By then, Mr. Hamlisch's music has all but petered out. While his score can be melodic, especially as peppily orchestrated, it's niggardly. Take away the pageant's pastiche show-biz numbers, and there's not a lot left. Mr. Ashman's impressively crafted lyrics, by contrast, sometimes achieve the sophisticated wit to which the music barely aspires. But just as Mr. Hamlisch's kick-line numbers for the contestants invite unflattering comparisons to ''A Chorus Line,'' so Mr. Ashman's most substantial character lyric, an ironic treatment of the plastic values enshrined by ''Disneyland,'' is a less subtle variation on a similarly sardonic anthem to 1950's suburbia, ''Somewhere That's Green,'' in his ''Little Shop.''
It's debatable whether Mr. Ashman was wise to direct ''Smile'' in addition to writing it. Perhaps another, more objective eye might have seen that Act II employs tedious talk where songs might have lightened the narrative load. While his staging is proficient, Mr. Ashman has miscast Michael O'Gorman in the show's choicest comic role (the cynical pageant choreographer wonderfully played by Michael Kidd in the film) and misdirected his two gifted young stars. Anne Marie Bobby, as the most innocent contestant, and Jodi Benson, as the worldliest, have been encouraged to emphasize single personality traits to the point where their performances flatten out. (One keeps hoping someone might tickle the fine but impossibly earnest Ms. Bobby to lighten her up.) The other 14 contestants, however competently played, are usually indistinct, though Ms. Waterbury and Mr. McCarthy find some warmth in the patronizingly presented Freelanders.
The designers - Douglas W. Schmidt (scenery), Paul Gallo (lighting), William Ivey Long (costumes) - airily capture both the pink-and-aquamarine ambiance of middle-class, small-town California and the storybook whimsy of old-time musicals, until they, too, must plunge into darkness. But just before that Act II descent, the authors and company unite in the number that most reveals what might have been.
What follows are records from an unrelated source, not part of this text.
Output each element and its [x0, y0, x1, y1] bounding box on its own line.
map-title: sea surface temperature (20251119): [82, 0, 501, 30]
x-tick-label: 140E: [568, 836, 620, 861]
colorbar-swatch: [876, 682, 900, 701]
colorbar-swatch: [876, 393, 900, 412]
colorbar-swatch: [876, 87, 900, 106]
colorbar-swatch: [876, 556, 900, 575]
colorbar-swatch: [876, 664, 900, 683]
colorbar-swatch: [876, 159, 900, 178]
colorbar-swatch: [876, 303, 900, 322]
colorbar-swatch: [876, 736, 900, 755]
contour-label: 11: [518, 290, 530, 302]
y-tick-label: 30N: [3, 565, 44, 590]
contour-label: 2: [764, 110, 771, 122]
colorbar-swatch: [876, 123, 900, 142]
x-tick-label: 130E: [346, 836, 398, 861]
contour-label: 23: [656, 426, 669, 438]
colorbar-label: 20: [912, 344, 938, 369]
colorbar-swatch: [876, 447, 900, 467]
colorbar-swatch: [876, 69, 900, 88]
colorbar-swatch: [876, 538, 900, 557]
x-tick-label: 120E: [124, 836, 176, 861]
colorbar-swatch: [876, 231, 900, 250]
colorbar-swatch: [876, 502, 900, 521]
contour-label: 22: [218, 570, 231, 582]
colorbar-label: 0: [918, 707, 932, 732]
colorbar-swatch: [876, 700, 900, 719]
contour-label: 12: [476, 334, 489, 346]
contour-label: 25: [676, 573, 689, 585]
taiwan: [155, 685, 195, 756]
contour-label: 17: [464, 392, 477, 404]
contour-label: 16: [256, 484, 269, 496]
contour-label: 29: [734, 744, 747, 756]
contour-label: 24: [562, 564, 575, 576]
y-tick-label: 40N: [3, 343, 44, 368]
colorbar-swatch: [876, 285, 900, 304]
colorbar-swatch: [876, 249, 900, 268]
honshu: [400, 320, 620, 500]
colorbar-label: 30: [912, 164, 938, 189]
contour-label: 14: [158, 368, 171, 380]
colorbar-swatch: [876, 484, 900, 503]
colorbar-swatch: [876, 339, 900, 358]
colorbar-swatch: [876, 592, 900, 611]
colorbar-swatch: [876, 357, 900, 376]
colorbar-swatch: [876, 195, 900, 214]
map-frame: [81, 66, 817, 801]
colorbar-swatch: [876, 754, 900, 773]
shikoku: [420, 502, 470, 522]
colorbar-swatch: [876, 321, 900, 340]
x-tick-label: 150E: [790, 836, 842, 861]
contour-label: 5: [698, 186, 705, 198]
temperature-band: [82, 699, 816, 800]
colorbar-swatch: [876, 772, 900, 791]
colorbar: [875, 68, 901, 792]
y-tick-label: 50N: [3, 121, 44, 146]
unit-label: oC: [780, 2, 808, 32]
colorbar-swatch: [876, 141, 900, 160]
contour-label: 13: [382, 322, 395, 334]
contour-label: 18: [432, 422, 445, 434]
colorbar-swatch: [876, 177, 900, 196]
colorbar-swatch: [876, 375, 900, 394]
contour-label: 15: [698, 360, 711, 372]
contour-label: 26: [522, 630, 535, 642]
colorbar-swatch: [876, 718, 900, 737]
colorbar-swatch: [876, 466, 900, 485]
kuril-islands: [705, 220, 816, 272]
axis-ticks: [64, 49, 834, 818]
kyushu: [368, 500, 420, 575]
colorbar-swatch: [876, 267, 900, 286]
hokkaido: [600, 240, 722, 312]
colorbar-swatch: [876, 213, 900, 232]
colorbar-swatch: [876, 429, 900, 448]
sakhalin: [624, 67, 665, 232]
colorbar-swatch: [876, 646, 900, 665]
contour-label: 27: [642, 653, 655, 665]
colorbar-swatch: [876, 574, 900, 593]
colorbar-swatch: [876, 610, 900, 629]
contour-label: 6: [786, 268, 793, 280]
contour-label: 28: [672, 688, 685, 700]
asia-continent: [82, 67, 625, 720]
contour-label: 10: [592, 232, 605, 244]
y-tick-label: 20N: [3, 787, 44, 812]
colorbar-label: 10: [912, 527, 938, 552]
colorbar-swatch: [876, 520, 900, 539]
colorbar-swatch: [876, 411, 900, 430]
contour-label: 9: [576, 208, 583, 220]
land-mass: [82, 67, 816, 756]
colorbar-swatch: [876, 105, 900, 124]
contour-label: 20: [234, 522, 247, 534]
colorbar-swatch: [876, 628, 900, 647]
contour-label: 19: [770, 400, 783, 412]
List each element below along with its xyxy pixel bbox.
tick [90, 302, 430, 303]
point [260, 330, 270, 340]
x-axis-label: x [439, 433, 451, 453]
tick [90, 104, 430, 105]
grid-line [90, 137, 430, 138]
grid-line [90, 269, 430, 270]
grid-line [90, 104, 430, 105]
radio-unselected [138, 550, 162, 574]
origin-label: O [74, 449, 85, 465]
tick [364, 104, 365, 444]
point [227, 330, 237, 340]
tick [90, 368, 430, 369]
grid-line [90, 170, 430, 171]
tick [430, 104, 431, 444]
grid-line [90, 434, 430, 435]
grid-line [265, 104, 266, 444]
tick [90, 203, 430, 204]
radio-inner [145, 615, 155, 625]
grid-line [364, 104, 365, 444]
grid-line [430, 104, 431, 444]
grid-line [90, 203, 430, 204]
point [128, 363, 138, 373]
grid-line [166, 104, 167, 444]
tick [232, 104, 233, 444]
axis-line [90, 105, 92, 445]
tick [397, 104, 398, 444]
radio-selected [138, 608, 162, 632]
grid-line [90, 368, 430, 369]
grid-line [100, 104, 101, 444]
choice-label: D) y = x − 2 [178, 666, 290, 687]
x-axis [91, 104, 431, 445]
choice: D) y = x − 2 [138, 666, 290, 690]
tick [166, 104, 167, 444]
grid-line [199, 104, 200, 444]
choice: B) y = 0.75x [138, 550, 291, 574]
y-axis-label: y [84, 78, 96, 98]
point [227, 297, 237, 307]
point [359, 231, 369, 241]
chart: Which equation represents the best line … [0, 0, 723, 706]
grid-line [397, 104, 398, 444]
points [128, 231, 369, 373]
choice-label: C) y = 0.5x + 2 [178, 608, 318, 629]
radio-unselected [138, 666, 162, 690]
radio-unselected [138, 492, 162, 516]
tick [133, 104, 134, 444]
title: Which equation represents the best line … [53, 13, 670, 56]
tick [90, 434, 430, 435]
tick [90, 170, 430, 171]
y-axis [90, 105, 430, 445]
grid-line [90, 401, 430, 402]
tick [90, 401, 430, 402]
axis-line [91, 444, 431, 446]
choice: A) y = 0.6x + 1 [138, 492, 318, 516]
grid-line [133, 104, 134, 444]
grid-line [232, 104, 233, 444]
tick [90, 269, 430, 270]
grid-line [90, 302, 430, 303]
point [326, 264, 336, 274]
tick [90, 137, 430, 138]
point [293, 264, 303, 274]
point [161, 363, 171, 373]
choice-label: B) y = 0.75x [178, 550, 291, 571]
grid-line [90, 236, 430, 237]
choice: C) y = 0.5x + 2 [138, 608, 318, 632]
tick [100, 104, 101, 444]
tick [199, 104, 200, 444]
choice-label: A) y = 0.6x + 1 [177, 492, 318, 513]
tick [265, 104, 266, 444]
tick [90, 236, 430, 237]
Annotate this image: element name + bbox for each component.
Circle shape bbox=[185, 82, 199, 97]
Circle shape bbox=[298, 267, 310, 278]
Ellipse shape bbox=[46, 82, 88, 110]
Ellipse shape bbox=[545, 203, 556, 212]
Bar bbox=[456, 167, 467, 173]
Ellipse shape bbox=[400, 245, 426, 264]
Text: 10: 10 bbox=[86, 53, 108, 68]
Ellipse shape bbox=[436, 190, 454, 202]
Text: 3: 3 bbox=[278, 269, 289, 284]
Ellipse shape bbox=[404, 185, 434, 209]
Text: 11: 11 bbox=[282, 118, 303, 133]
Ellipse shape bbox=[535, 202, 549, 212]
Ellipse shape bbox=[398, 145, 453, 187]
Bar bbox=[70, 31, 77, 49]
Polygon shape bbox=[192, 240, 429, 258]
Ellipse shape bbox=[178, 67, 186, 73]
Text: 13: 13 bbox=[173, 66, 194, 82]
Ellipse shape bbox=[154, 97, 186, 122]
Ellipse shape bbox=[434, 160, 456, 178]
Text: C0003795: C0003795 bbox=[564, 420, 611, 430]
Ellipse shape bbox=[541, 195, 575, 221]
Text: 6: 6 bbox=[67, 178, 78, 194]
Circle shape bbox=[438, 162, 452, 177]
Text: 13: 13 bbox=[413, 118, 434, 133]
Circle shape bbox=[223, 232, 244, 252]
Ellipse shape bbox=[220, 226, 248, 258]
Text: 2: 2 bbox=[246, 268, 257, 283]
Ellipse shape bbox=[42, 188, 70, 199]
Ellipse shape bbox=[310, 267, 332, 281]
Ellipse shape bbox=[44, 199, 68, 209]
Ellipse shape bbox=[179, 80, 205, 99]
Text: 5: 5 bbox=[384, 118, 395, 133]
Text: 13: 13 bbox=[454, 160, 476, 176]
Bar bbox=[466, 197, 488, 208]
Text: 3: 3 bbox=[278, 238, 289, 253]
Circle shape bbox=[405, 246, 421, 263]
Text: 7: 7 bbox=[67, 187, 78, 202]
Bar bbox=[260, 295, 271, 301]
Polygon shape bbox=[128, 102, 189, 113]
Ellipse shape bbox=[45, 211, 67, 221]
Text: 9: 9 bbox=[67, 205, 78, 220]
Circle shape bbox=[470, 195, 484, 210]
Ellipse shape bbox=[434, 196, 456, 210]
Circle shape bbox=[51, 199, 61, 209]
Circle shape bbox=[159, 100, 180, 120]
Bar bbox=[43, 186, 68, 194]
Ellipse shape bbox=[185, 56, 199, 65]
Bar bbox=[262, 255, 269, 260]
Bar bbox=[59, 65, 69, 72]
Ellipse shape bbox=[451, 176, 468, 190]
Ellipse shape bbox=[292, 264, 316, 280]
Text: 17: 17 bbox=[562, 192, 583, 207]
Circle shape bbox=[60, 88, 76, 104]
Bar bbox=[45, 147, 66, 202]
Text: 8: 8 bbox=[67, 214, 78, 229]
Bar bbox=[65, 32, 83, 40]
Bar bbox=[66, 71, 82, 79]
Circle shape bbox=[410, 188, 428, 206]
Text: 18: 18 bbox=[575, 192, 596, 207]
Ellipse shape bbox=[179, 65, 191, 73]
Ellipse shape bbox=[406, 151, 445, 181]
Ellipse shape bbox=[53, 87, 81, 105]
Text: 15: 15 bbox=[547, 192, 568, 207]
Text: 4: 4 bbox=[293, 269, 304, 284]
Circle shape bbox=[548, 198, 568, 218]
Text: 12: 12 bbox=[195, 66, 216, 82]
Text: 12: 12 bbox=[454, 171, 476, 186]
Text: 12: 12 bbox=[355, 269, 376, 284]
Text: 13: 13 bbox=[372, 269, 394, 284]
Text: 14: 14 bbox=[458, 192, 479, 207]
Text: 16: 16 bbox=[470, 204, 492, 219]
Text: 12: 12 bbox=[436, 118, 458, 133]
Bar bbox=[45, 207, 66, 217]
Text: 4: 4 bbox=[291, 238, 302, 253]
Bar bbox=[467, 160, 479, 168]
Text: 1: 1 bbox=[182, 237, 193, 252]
Led by Dick Patterson as the fiendishly smarmy third-rate television ''personality'' who serves as the pageant emcee, the girls sing a title song that not only delivers the show's satirical point but does so in levitating emulation of the same brassy show-biz style that's being sent up. For those few minutes, an audience feels how much fun it once was to watch ''I Believe in You'' in ''How to Succeed'' or ''The Telephone Hour'' in ''Bye Bye Birdie.'' Too many of the other smiles in ''Smile,'' like those of its beauty-pageant contestants, are forced.